Buying a car, whether that is your first car or the next family car usually involves a lot of money. In fact, buying a car is usually a person’s biggest purchase other than buying property. However, a car purchase can be a stressful experience if you are not familiar with the pitfalls of funding this.
When considering financing, for a car purchase you should think about the following:
- Credit Status
- Hire Purchase
- Zero Financing
- Personal loans
The days when someone would save up for the car are long gone and for the vast majority of us borrowing money is the only way to finance a car purchase. This inevitably involves car finance and the range of options available can be confusing to those new to loans and financing.

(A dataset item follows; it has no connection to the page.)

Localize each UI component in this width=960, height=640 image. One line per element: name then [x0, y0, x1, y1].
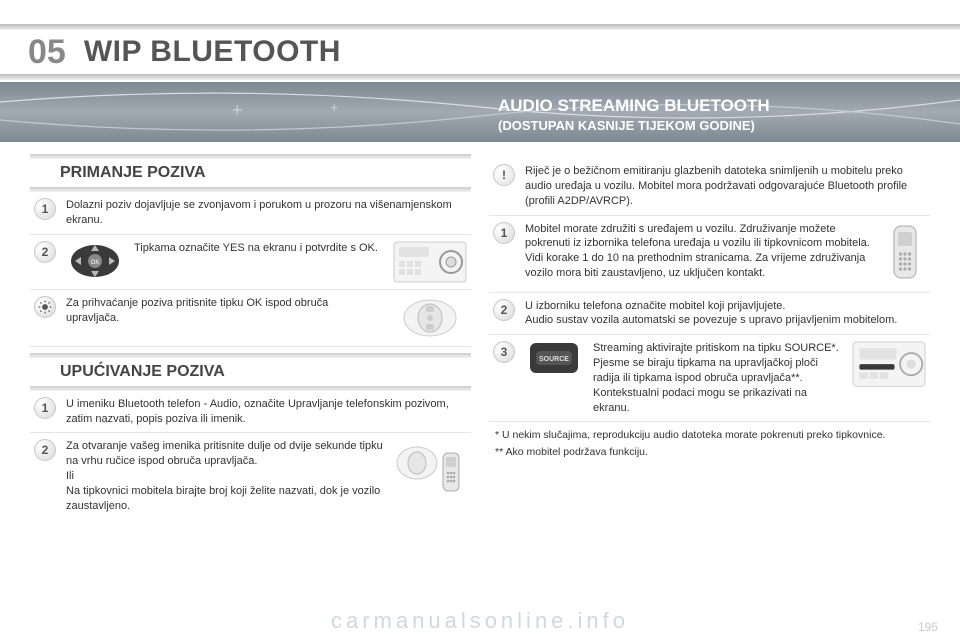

Car finance is heavily reliant on your credit standing, which, unfortunately, means you are either refused credit or restricted to a higher annual percentage rate. However, for those who pass the credit check they are then offered a range of car financing options.
Often, your first option is Hire Purchase or HP. Traditionally, you will be asked to provide an initial deposit and then make an agreement to pay the remainder of the balance in instalments over a period time, usually over 12, 24, 36 or 48 months.
It is worth noting that when using hire purchase agreements you will usually be restricted to the one and only financing company the car dealership has an agreement with. Also, the longer you take to repay, the higher the interest rate will be, so you will pay more over longer periods.
Some auto financing companies, especially those who supply specific car companies, may provide you a zero financing package. This typically involves you paying a larger deposit which can be as high as 50% of the purchase price and then you make regular payments as with any HP agreement.
When dealing with a hire purchase agreement it is very essential to note that should you fall behind with your payments the investment company can (at their own discretion) recover the car.
Your second choice to finance your car purchase is a personal loan. This type of financing gives you the benefit of a wide array of loan provider’s competing for your business, which means you can get a highly competitive deal. A further advantage of using a personal loan is that there are many comparison websites that will seek to find you the best deal available.
There are two main advantages of using a personal loan over a hire purchase agreement. Firstly, a personal loan application can be completed, and the money can be in the bank before you buy the car. Whereas a hire purchase contract will be for a specific car once you have found it and so can restrict your ability to negotiate, secondly, a personal loan gives you more options and a variety of different providers, which guarantees that, you are getting the best available deal. However, as mentioned before, a hire purchase agreement is usually provided by a single provider in an exclusive agreement with the car dealership, so your options are vastly reduced.
When purchasing a car through financing you have a number of options, however, it is necessary to consider your needs and budget before committing to a specific funding strategy. Each has its own advantages; however, one will suit you and your financial circumstances more than the other.